Tonight sees the start of a brand new drama series from ATV:
The opening titles of The Plane Makers are tremendously exciting - scenes of all kinds of complicated machinery whirring away accompanied by a pounding jazz theme (uncredited and almost certainly obtained from a music library, like many of the era's great TV themes), stencilled letters spinning around and eventually resolving themselves into the show's title. If the show itself isn't quite a thrill a moment, it's at least an intriguing historical artefact.
Set in the Scott Furlong aircraft factory, the programme kicks off with a scene of boisterous workers arriving for the day by foot, bike and car of the sort familiar from many a kitchen sink movie:
In fact the tone of Don't Worry About Me brings to mind a film like Saturday Night and Sunday Morning if its main focus had been on the business of the factory Arthur Seaton worked in rather than his love life and general surliness. It's not a show about the lives of people who work in a factory, it's actually about people working in a factory. Any personal lives they may have outside are very much secondary to scenes of people discussing components in great detail and shots of unattractive men puffing on pipes and working machines.
I'm afraid, as a complete ignoramus of anything technical, I can't really claim to have understood half of what was going on in Don't Worry About Me.
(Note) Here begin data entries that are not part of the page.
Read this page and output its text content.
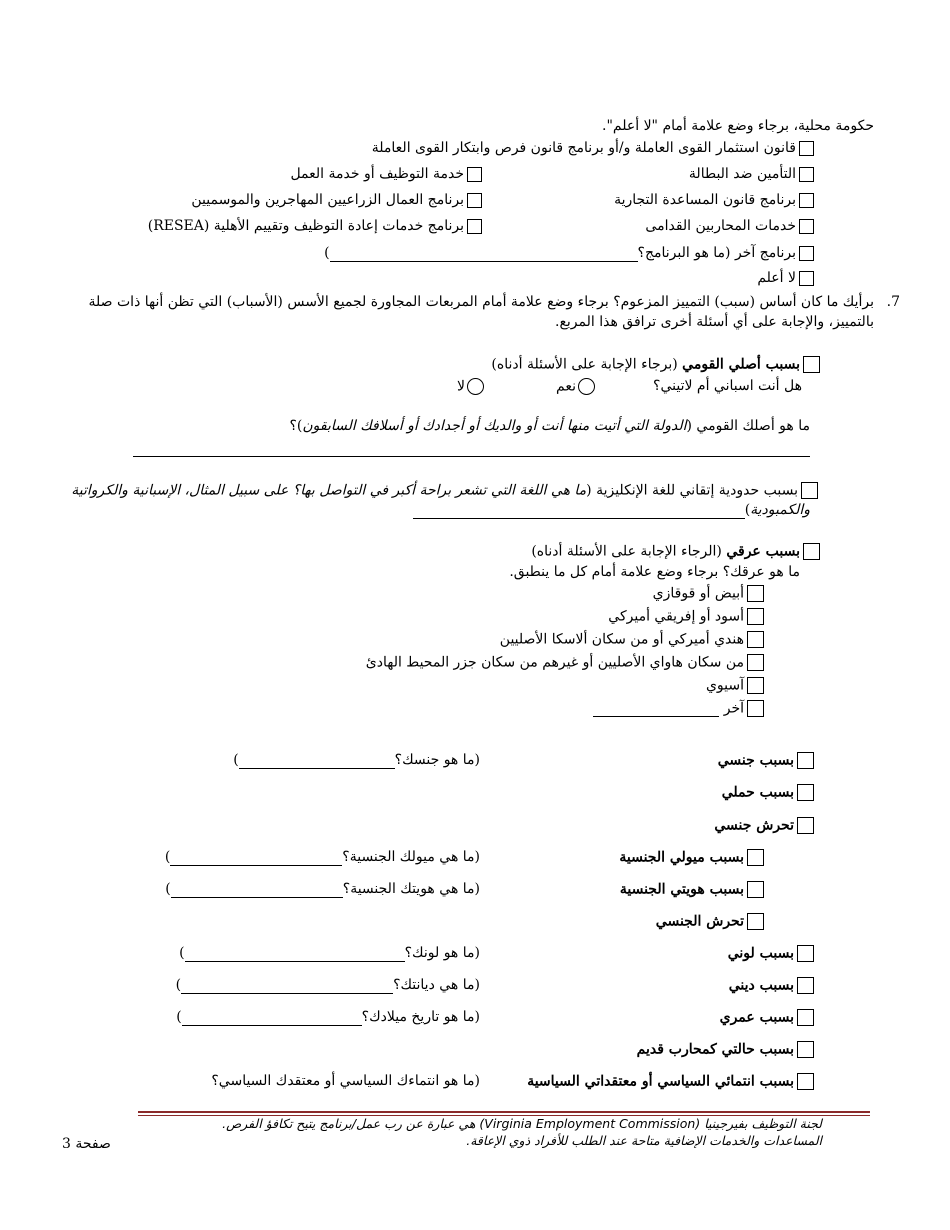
حكومة محلية، برجاء وضع علامة أمام "لا أعلم".
قانون استثمار القوى العاملة و/أو برنامج قانون فرص وابتكار القوى العاملة
التأمين ضد البطالة
خدمة التوظيف أو خدمة العمل
برنامج قانون المساعدة التجارية
برنامج العمال الزراعيين المهاجرين والموسميين
خدمات المحاربين القدامى
برنامج خدمات إعادة التوظيف وتقييم الأهلية (RESEA)
برنامج آخر (ما هو البرنامج؟)
لا أعلم
7.
برأيك ما كان أساس (سبب) التمييز المزعوم؟ برجاء وضع علامة أمام المربعات المجاورة لجميع الأسس (الأسباب) التي تظن أنها ذات صلة
بالتمييز، والإجابة على أي أسئلة أخرى ترافق هذا المربع.
بسبب أصلي القومي (برجاء الإجابة على الأسئلة أدناه)
هل أنت اسباني أم لاتيني؟
نعم
لا
ما هو أصلك القومي (الدولة التي أتيت منها أنت أو والديك أو أجدادك أو أسلافك السابقون)؟
بسبب حدودية إتقاني للغة الإنكليزية (ما هي اللغة التي تشعر براحة أكبر في التواصل بها؟ على سبيل المثال، الإسبانية والكرواتية
والكمبودية)
بسبب عرقي (الرجاء الإجابة على الأسئلة أدناه)
ما هو عرقك؟ برجاء وضع علامة أمام كل ما ينطبق.
أبيض أو قوقازي
أسود أو إفريقي أميركي
هندي أميركي أو من سكان ألاسكا الأصليين
من سكان هاواي الأصليين أو غيرهم من سكان جزر المحيط الهادئ
آسيوي
آخر
بسبب جنسي
(ما هو جنسك؟)
بسبب حملي
تحرش جنسي
بسبب ميولي الجنسية
(ما هي ميولك الجنسية؟)
بسبب هويتي الجنسية
(ما هي هويتك الجنسية؟)
تحرش الجنسي
بسبب لوني
(ما هو لونك؟)
بسبب ديني
(ما هي ديانتك؟)
بسبب عمري
(ما هو تاريخ ميلادك؟)
بسبب حالتي كمحارب قديم
بسبب انتمائي السياسي أو معتقداتي السياسية
(ما هو انتماءك السياسي أو معتقدك السياسي؟
لجنة التوظيف بفيرجينيا (Virginia Employment Commission) هي عبارة عن رب عمل/برنامج يتيح تكافؤ الفرص.
المساعدات والخدمات الإضافية متاحة عند الطلب للأفراد ذوي الإعاقة.
صفحة 3
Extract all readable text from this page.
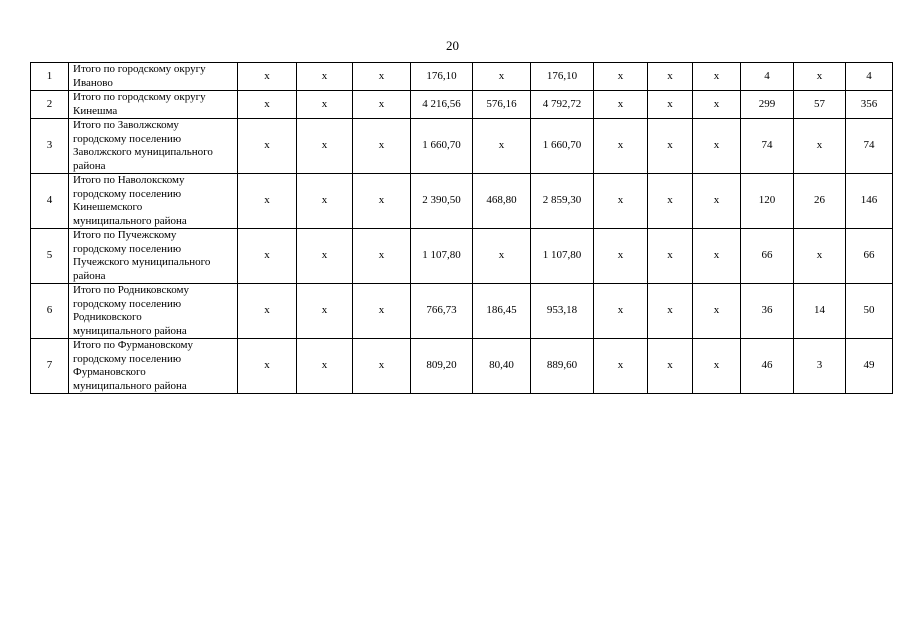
20
1	Итого по городскому округу
Иваново	x	x	x	176,10	x	176,10	x	x	x	4	x	4
2	Итого по городскому округу
Кинешма	x	x	x	4 216,56	576,16	4 792,72	x	x	x	299	57	356
3	Итого по Заволжскому
городскому поселению
Заволжского муниципального
района	x	x	x	1 660,70	x	1 660,70	x	x	x	74	x	74
4	Итого по Наволокскому
городскому поселению
Кинешемского
муниципального района	x	x	x	2 390,50	468,80	2 859,30	x	x	x	120	26	146
5	Итого по Пучежскому
городскому поселению
Пучежского муниципального
района	x	x	x	1 107,80	x	1 107,80	x	x	x	66	x	66
6	Итого по Родниковскому
городскому поселению
Родниковского
муниципального района	x	x	x	766,73	186,45	953,18	x	x	x	36	14	50
7	Итого по Фурмановскому
городскому поселению
Фурмановского
муниципального района	x	x	x	809,20	80,40	889,60	x	x	x	46	3	49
Dialogue like "We're on the SF200 now, and it might mean a seven-year order book" throughout doesn't help.
The closest thing the show has to an Arthur Seaton character is Jack Clement (played by a rather tubby Colin Blakeley) - a maverick Northerner admired for his machine working skills but looked on by many in the factory as a poor team player ("don't worry about me" is his catchphrase). But he's an older, settled Arthur with a wife and kids, still throwing the odd stone to prove he can but no longer smashing anything up. The other main character is his apprentice, Sammy Metcalf (a ridiculously fresh-faced young Ronald Lacey), who the factory's old hands are worried is being a bit too influenced by the fiercely individualistic Clement.
Other familiar faces in the cast include Neil Wilson as the factory's gruff Safety Officer and Gordon Rollings as an anxious supervisor concerned about Sammy's future.
Our only glimpse of the world outside the factory walls comes with a brief scene showing us Jack's wife's life at home. It's centred around that totem of 60s affluence, the washing machine. The Clement's less well-off next door neighbour (looking like a Monty Python parody of a housewife) takes advantage of theirs, and the bored Mrs Clement lets her as she's glad of the company.
The Plane Makers' exciting theme tune is in fact the only piece of music in the whole episode, bizarrely used to underscore even scenes where it's completely inappropriate, such as someone on the phone discussing the correct way to use a particular machine. The almost hypnotic tedium of much of the episode is, however, relieved by a rather nasty accident that befalls Sammy's friend Sunshine when he gets his hand caught in some machinery.
Don't Worry About Me now seems a pretty baffling piece of television in some ways, but as a window into a time when a large part of the viewing audience would have been able to identify with its industrial setting it's fascinating.
The original concept of The Plane Makers was that each episode would be set in a different department of Scott Furlong, showcasing a new cast of characters facing their own unique day to day struggles. Other actors who turned up on the company's staff included Annette Crosbie, Frazer Hines, Anton Rodgers, Tom Conti, Jeremy Kemp, Alfred Burke, Johnny Briggs, Judy Parfitt, William Hartnell and Alec McCowen. Unfortunately I'm unable to comment on how the idea worked out as Don't Worry About Me is the only episode of the 16 from the show's first series that still exists. The Plane Makers returns for a second series later in the year but with the emphasis firmly shifted to the company's more glamorous upper echelons. Don't Worry About Me is a late example of a kind of working class social realism that had run its course by 1963. In January '63 Lindsay Anderson's This Sporting Life (with Colin Blakeley in a supporting role), usually considered the last of the British New Wave films and by some critics the best, was released to public indifference. From now on the popular fictions of the decade would be far more glamorous and, to use that hideous word inescapable in the 21st century, aspirational.